The drawings, along with a small selection of paintings, reflect what Riley considers an essential part of her, and any, artistic practice. Through drawing she established the foundation for her investigation of pure abstraction and nourished the roots of her creative experimentation. She has described the process of drawing as feeling “there is an eye at the end of my pencil, which tries, independently of my general-purpose eye, to penetrate a kind of obscuring veil or thickness.”
While drawing I am watching and simultaneously recording myself looking, discovering things that on the one hand are staring me in the face and yet on the other I have not yet really seen.
—Bridget Riley
There is a special gallery in our exhibition that reveals Riley’s connections to the earlier artists she so admired: Pierre Bonnard, Paul Klee, Henri Matisse, Piet Mondrian, Edvard Munch, and, of course, Georges Seurat. Although their work is largely representational, it similarly grapples with color, light, and the abstraction of nature. Riley and I chose a group of paintings, drawings, and prints by these artists to display with her works and suggest how they have shaped her visual and compositional strategies.

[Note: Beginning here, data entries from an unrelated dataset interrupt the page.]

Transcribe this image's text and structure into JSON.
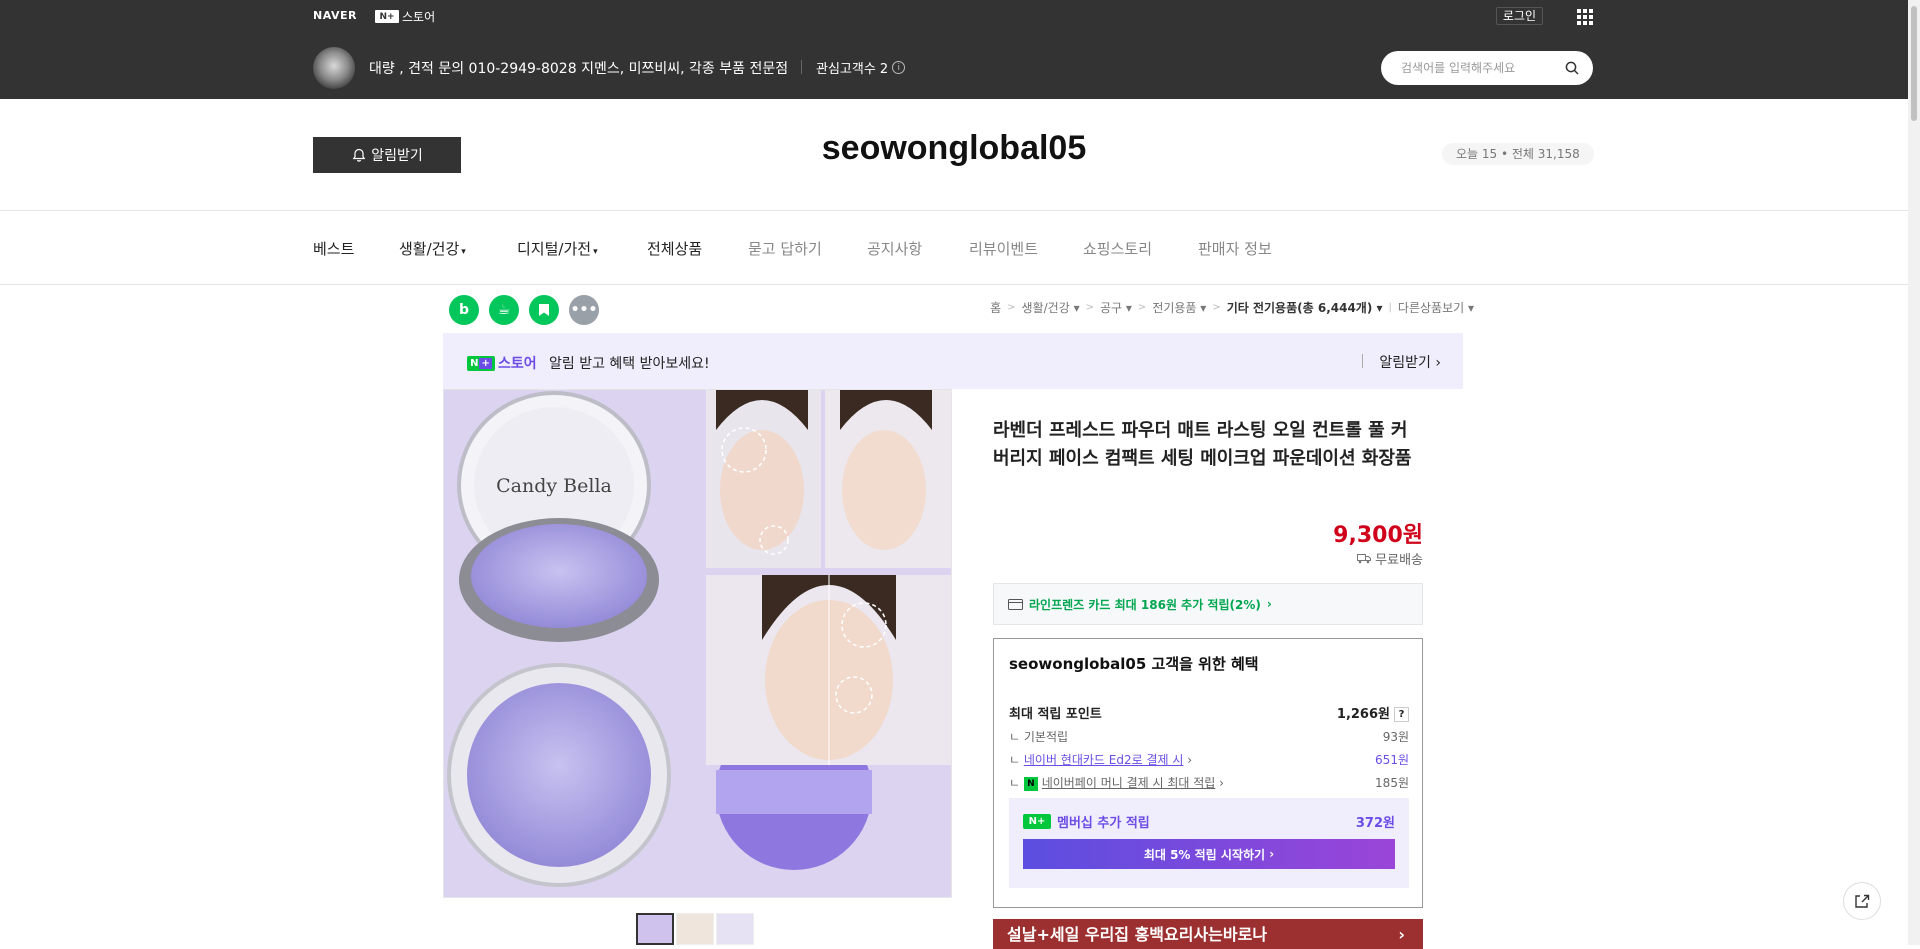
{
  "header": {
    "naver_logo": "NAVER",
    "store_logo_badge": "N+",
    "store_logo_text": "스토어",
    "login_label": "로그인",
    "store_description": "대량 , 견적 문의 010-2949-8028 지멘스, 미쯔비씨, 각종 부품 전문점",
    "favorite_label": "관심고객수 2",
    "search_placeholder": "검색어를 입력해주세요"
  },
  "store": {
    "notify_label": "알림받기",
    "title": "seowonglobal05",
    "visits": "오늘 15 • 전체 31,158"
  },
  "nav": {
    "items": [
      "베스트",
      "생활/건강",
      "디지털/가전",
      "전체상품",
      "묻고 답하기",
      "공지사항",
      "리뷰이벤트",
      "쇼핑스토리",
      "판매자 정보"
    ]
  },
  "breadcrumb": {
    "home": "홈",
    "c1": "생활/건강",
    "c2": "공구",
    "c3": "전기용품",
    "c4": "기타 전기용품(총 6,444개)",
    "other": "다른상품보기"
  },
  "promo": {
    "logo_text": "스토어",
    "message": "알림 받고 혜택 받아보세요!",
    "action": "알림받기"
  },
  "product": {
    "image_brand": "Candy Bella",
    "title": "라벤더 프레스드 파우더 매트 라스팅 오일 컨트롤 풀 커버리지 페이스 컴팩트 세팅 메이크업 파운데이션 화장품",
    "price": "9,300원",
    "delivery": "무료배송",
    "card_benefit": "라인프렌즈 카드 최대 186원 추가 적립(2%)"
  },
  "benefit": {
    "heading_store": "seowonglobal05",
    "heading_rest": " 고객을 위한 혜택",
    "max_points_label": "최대 적립 포인트",
    "max_points_value": "1,266원",
    "basic_label": "기본적립",
    "basic_value": "93원",
    "card_label": "네이버 현대카드 Ed2로 결제 시",
    "card_value": "651원",
    "pay_label": "네이버페이 머니 결제 시 최대 적립",
    "pay_value": "185원",
    "member_label": "멤버십 추가 적립",
    "member_value": "372원",
    "member_cta": "최대 5% 적립 시작하기"
  },
  "ad": {
    "text": "설날+세일 우리집 홍백요리사는바로나"
  },
  "colors": {
    "header_bg": "#333333",
    "price_red": "#d0021b",
    "naver_green": "#00c73c",
    "purple": "#6b4de6"
  }
}
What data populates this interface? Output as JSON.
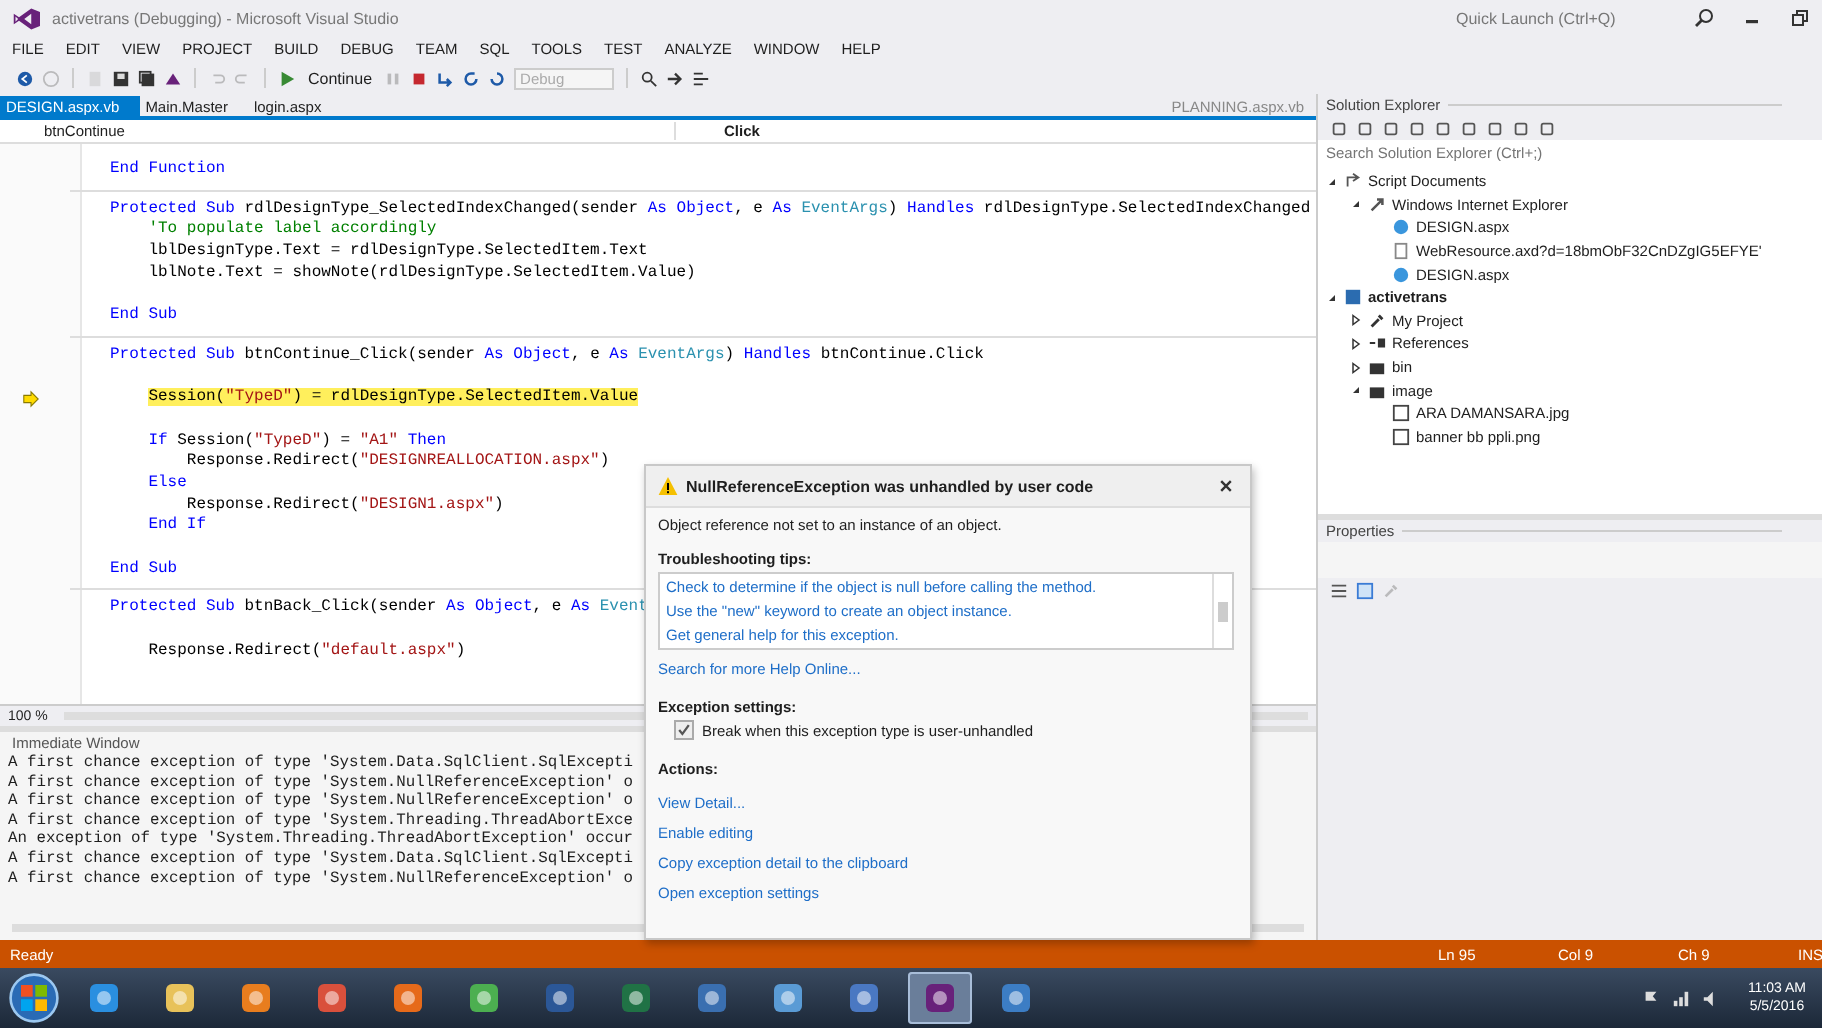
{
  "window": {
    "title": "activetrans (Debugging) - Microsoft Visual Studio",
    "quick_launch_placeholder": "Quick Launch (Ctrl+Q)"
  },
  "menu": [
    "FILE",
    "EDIT",
    "VIEW",
    "PROJECT",
    "BUILD",
    "DEBUG",
    "TEAM",
    "SQL",
    "TOOLS",
    "TEST",
    "ANALYZE",
    "WINDOW",
    "HELP"
  ],
  "toolbar": {
    "continue_label": "Continue",
    "configuration": {
      "value": "Debug",
      "disabled": true
    }
  },
  "document_tabs": [
    {
      "label": "DESIGN.aspx.vb",
      "selected": true
    },
    {
      "label": "Main.Master",
      "selected": false
    },
    {
      "label": "login.aspx",
      "selected": false
    }
  ],
  "preview_tab": {
    "label": "PLANNING.aspx.vb"
  },
  "navigation_bar": {
    "type_member": "btnContinue",
    "method": "Click"
  },
  "editor": {
    "zoom": "100 %",
    "blocks": [
      {
        "lines": [
          {
            "kind": "code",
            "segments": [
              {
                "kind": "kw",
                "text": "End Function"
              }
            ]
          }
        ]
      },
      {
        "lines": [
          {
            "kind": "code",
            "segments": [
              {
                "kind": "kw",
                "text": "Protected Sub "
              },
              {
                "kind": "plain",
                "text": "rdlDesignType_SelectedIndexChanged(sender "
              },
              {
                "kind": "kw",
                "text": "As Object"
              },
              {
                "kind": "plain",
                "text": ", e "
              },
              {
                "kind": "kw",
                "text": "As "
              },
              {
                "kind": "type",
                "text": "EventArgs"
              },
              {
                "kind": "plain",
                "text": ") "
              },
              {
                "kind": "kw",
                "text": "Handles "
              },
              {
                "kind": "plain",
                "text": "rdlDesignType.SelectedIndexChanged"
              }
            ]
          },
          {
            "kind": "code",
            "segments": [
              {
                "kind": "cmt",
                "text": "    'To populate label accordingly"
              }
            ]
          },
          {
            "kind": "code",
            "segments": [
              {
                "kind": "plain",
                "text": "    lblDesignType.Text = rdlDesignType.SelectedItem.Text"
              }
            ]
          },
          {
            "kind": "code",
            "segments": [
              {
                "kind": "plain",
                "text": "    lblNote.Text = showNote(rdlDesignType.SelectedItem.Value)"
              }
            ]
          },
          {
            "kind": "blank"
          },
          {
            "kind": "code",
            "segments": [
              {
                "kind": "kw",
                "text": "End Sub"
              }
            ]
          }
        ]
      },
      {
        "lines": [
          {
            "kind": "code",
            "segments": [
              {
                "kind": "kw",
                "text": "Protected Sub "
              },
              {
                "kind": "plain",
                "text": "btnContinue_Click(sender "
              },
              {
                "kind": "kw",
                "text": "As Object"
              },
              {
                "kind": "plain",
                "text": ", e "
              },
              {
                "kind": "kw",
                "text": "As "
              },
              {
                "kind": "type",
                "text": "EventArgs"
              },
              {
                "kind": "plain",
                "text": ") "
              },
              {
                "kind": "kw",
                "text": "Handles "
              },
              {
                "kind": "plain",
                "text": "btnContinue.Click"
              }
            ]
          },
          {
            "kind": "blank"
          },
          {
            "kind": "code",
            "current": true,
            "segments": [
              {
                "kind": "plain",
                "text": "    Session("
              },
              {
                "kind": "str",
                "text": "\"TypeD\""
              },
              {
                "kind": "plain",
                "text": ") = rdlDesignType.SelectedItem.Value"
              }
            ]
          },
          {
            "kind": "blank"
          },
          {
            "kind": "code",
            "segments": [
              {
                "kind": "kw",
                "text": "    If "
              },
              {
                "kind": "plain",
                "text": "Session("
              },
              {
                "kind": "str",
                "text": "\"TypeD\""
              },
              {
                "kind": "plain",
                "text": ") = "
              },
              {
                "kind": "str",
                "text": "\"A1\""
              },
              {
                "kind": "kw",
                "text": " Then"
              }
            ]
          },
          {
            "kind": "code",
            "segments": [
              {
                "kind": "plain",
                "text": "        Response.Redirect("
              },
              {
                "kind": "str",
                "text": "\"DESIGNREALLOCATION.aspx\""
              },
              {
                "kind": "plain",
                "text": ")"
              }
            ]
          },
          {
            "kind": "code",
            "segments": [
              {
                "kind": "kw",
                "text": "    Else"
              }
            ]
          },
          {
            "kind": "code",
            "segments": [
              {
                "kind": "plain",
                "text": "        Response.Redirect("
              },
              {
                "kind": "str",
                "text": "\"DESIGN1.aspx\""
              },
              {
                "kind": "plain",
                "text": ")"
              }
            ]
          },
          {
            "kind": "code",
            "segments": [
              {
                "kind": "kw",
                "text": "    End If"
              }
            ]
          },
          {
            "kind": "blank"
          },
          {
            "kind": "code",
            "segments": [
              {
                "kind": "kw",
                "text": "End Sub"
              }
            ]
          }
        ]
      },
      {
        "lines": [
          {
            "kind": "code",
            "segments": [
              {
                "kind": "kw",
                "text": "Protected Sub "
              },
              {
                "kind": "plain",
                "text": "btnBack_Click(sender "
              },
              {
                "kind": "kw",
                "text": "As Object"
              },
              {
                "kind": "plain",
                "text": ", e "
              },
              {
                "kind": "kw",
                "text": "As "
              },
              {
                "kind": "type",
                "text": "Event"
              }
            ]
          },
          {
            "kind": "blank"
          },
          {
            "kind": "code",
            "segments": [
              {
                "kind": "plain",
                "text": "    Response.Redirect("
              },
              {
                "kind": "str",
                "text": "\"default.aspx\""
              },
              {
                "kind": "plain",
                "text": ")"
              }
            ]
          }
        ]
      }
    ]
  },
  "immediate_window": {
    "title": "Immediate Window",
    "lines": [
      "A first chance exception of type 'System.Data.SqlClient.SqlExcepti",
      "A first chance exception of type 'System.NullReferenceException' o",
      "A first chance exception of type 'System.NullReferenceException' o",
      "A first chance exception of type 'System.Threading.ThreadAbortExce",
      "An exception of type 'System.Threading.ThreadAbortException' occur",
      "A first chance exception of type 'System.Data.SqlClient.SqlExcepti",
      "A first chance exception of type 'System.NullReferenceException' o"
    ]
  },
  "exception_popup": {
    "title": "NullReferenceException was unhandled by user code",
    "message": "Object reference not set to an instance of an object.",
    "tips_heading": "Troubleshooting tips:",
    "tips": [
      "Check to determine if the object is null before calling the method.",
      "Use the \"new\" keyword to create an object instance.",
      "Get general help for this exception."
    ],
    "help_link": "Search for more Help Online...",
    "settings_heading": "Exception settings:",
    "break_option": {
      "label": "Break when this exception type is user-unhandled",
      "checked": true
    },
    "actions_heading": "Actions:",
    "actions": [
      "View Detail...",
      "Enable editing",
      "Copy exception detail to the clipboard",
      "Open exception settings"
    ]
  },
  "solution_explorer": {
    "title": "Solution Explorer",
    "search_placeholder": "Search Solution Explorer (Ctrl+;)",
    "tree": [
      {
        "label": "Script Documents",
        "kind": "scripts",
        "expanded": true,
        "bold": false,
        "children": [
          {
            "label": "Windows Internet Explorer",
            "kind": "browser",
            "expanded": true,
            "bold": false,
            "children": [
              {
                "label": "DESIGN.aspx",
                "kind": "page",
                "expanded": false,
                "bold": false
              },
              {
                "label": "WebResource.axd?d=18bmObF32CnDZgIG5EFYE'",
                "kind": "file",
                "expanded": false,
                "bold": false
              },
              {
                "label": "DESIGN.aspx",
                "kind": "page",
                "expanded": false,
                "bold": false
              }
            ]
          }
        ]
      },
      {
        "label": "activetrans",
        "kind": "project",
        "expanded": true,
        "bold": true,
        "children": [
          {
            "label": "My Project",
            "kind": "wrench",
            "expanded": false,
            "bold": false
          },
          {
            "label": "References",
            "kind": "refs",
            "expanded": false,
            "bold": false
          },
          {
            "label": "bin",
            "kind": "folder",
            "expanded": false,
            "bold": false
          },
          {
            "label": "image",
            "kind": "folder",
            "expanded": true,
            "bold": false,
            "children": [
              {
                "label": "ARA DAMANSARA.jpg",
                "kind": "image",
                "expanded": false,
                "bold": false
              },
              {
                "label": "banner bb ppli.png",
                "kind": "image",
                "expanded": false,
                "bold": false
              }
            ]
          }
        ]
      }
    ]
  },
  "properties": {
    "title": "Properties"
  },
  "status_bar": {
    "state": "Ready",
    "line": "Ln 95",
    "column": "Col 9",
    "char": "Ch 9",
    "mode": "INS"
  },
  "taskbar": {
    "apps": [
      {
        "kind": "ie",
        "selected": false
      },
      {
        "kind": "folder",
        "selected": false
      },
      {
        "kind": "media",
        "selected": false
      },
      {
        "kind": "paint",
        "selected": false
      },
      {
        "kind": "firefox",
        "selected": false
      },
      {
        "kind": "chrome",
        "selected": false
      },
      {
        "kind": "word",
        "selected": false
      },
      {
        "kind": "excel",
        "selected": false
      },
      {
        "kind": "window",
        "selected": false
      },
      {
        "kind": "network",
        "selected": false
      },
      {
        "kind": "grid",
        "selected": false
      },
      {
        "kind": "vs",
        "selected": true
      },
      {
        "kind": "remote",
        "selected": false
      }
    ],
    "time": "11:03 AM",
    "date": "5/5/2016"
  }
}
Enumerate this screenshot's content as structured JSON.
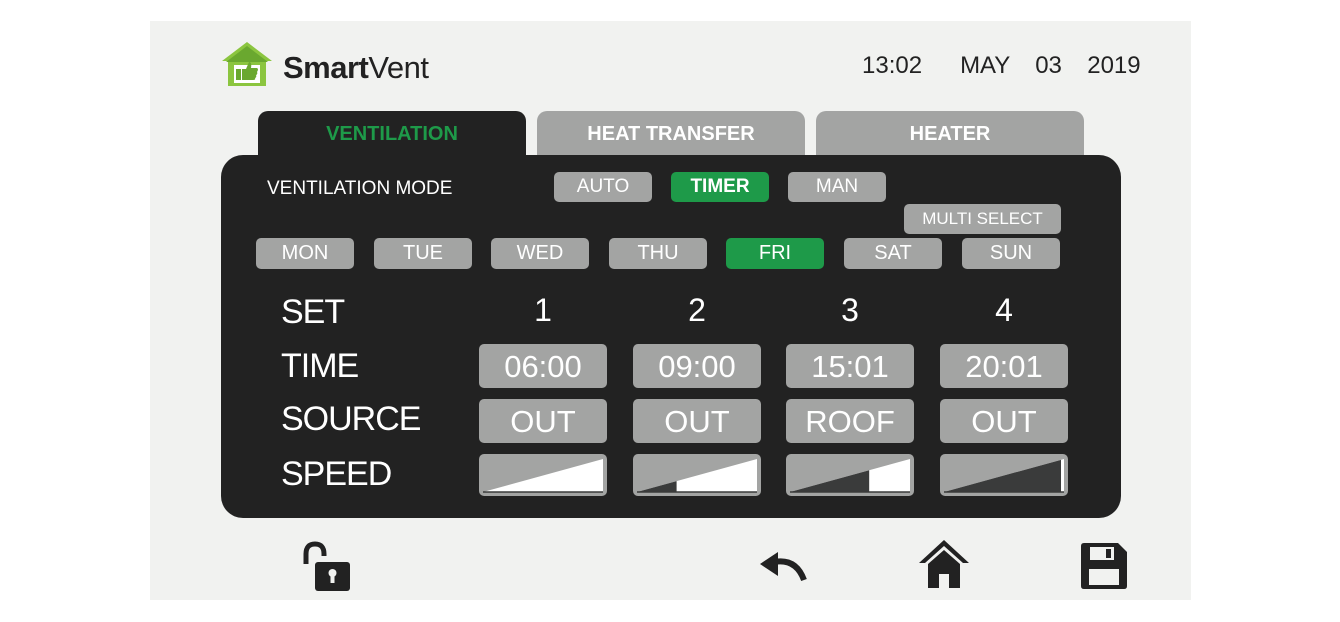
{
  "header": {
    "logo_brand_bold": "Smart",
    "logo_brand_light": "Vent",
    "datetime": "13:02   MAY  03  2019"
  },
  "tabs": [
    {
      "label": "VENTILATION",
      "active": true
    },
    {
      "label": "HEAT TRANSFER",
      "active": false
    },
    {
      "label": "HEATER",
      "active": false
    }
  ],
  "ventilation": {
    "mode_label": "VENTILATION MODE",
    "modes": [
      {
        "label": "AUTO",
        "active": false
      },
      {
        "label": "TIMER",
        "active": true
      },
      {
        "label": "MAN",
        "active": false
      }
    ],
    "multi_select_label": "MULTI SELECT",
    "days": [
      {
        "label": "MON",
        "active": false
      },
      {
        "label": "TUE",
        "active": false
      },
      {
        "label": "WED",
        "active": false
      },
      {
        "label": "THU",
        "active": false
      },
      {
        "label": "FRI",
        "active": true
      },
      {
        "label": "SAT",
        "active": false
      },
      {
        "label": "SUN",
        "active": false
      }
    ],
    "row_labels": {
      "set": "SET",
      "time": "TIME",
      "source": "SOURCE",
      "speed": "SPEED"
    },
    "sets": [
      {
        "number": "1",
        "time": "06:00",
        "source": "OUT",
        "speed_level": 0.0
      },
      {
        "number": "2",
        "time": "09:00",
        "source": "OUT",
        "speed_level": 0.33
      },
      {
        "number": "3",
        "time": "15:01",
        "source": "ROOF",
        "speed_level": 0.66
      },
      {
        "number": "4",
        "time": "20:01",
        "source": "OUT",
        "speed_level": 1.0
      }
    ]
  },
  "footer": {
    "icons": [
      "unlock-icon",
      "undo-icon",
      "home-icon",
      "save-icon"
    ]
  },
  "colors": {
    "accent_green": "#1e9a49",
    "panel_dark": "#222222",
    "button_grey": "#a3a4a3",
    "screen_bg": "#f1f2f0"
  }
}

Among them is Seurat’s The Zone (Outside the City Walls), executed in Conté crayon—a medium composed of carbon-black pigment. Riley proposes that superficially, Seurat’s Conté drawings can be explained by what they literally depict, yet at the heart of them lies something mysterious and unknowable: “By confronting us with an experience just beyond our visual grasp, Seurat asks, What is it that we are looking at?”
This enduring question of perception can also be posed of Riley’s Conté crayon Self-Portrait, in which, like Seurat, she uses the medium to create passages of dark and light tone. On one level, it depicts a figure seated at a table, and yet on another it is a combination of rectangular, monochromatic shapes. Riley argues of works like this, “When making [them] I could objectify tonality, see it with a certain detachment. And it was at this moment that I began to understand the principles of abstraction.”
In addition to exploring her artistic influences, Bridget Riley Drawings provides a rare opportunity to examine various directions the artist considered and experimented with but ultimately did not pursue. In 1960, for instance, she moved abruptly from making representational drawings of landscapes and the human body to creating purely abstract works that depict geometric forms in black and white—a move that critics have consistently described as her “breakthrough” into abstraction.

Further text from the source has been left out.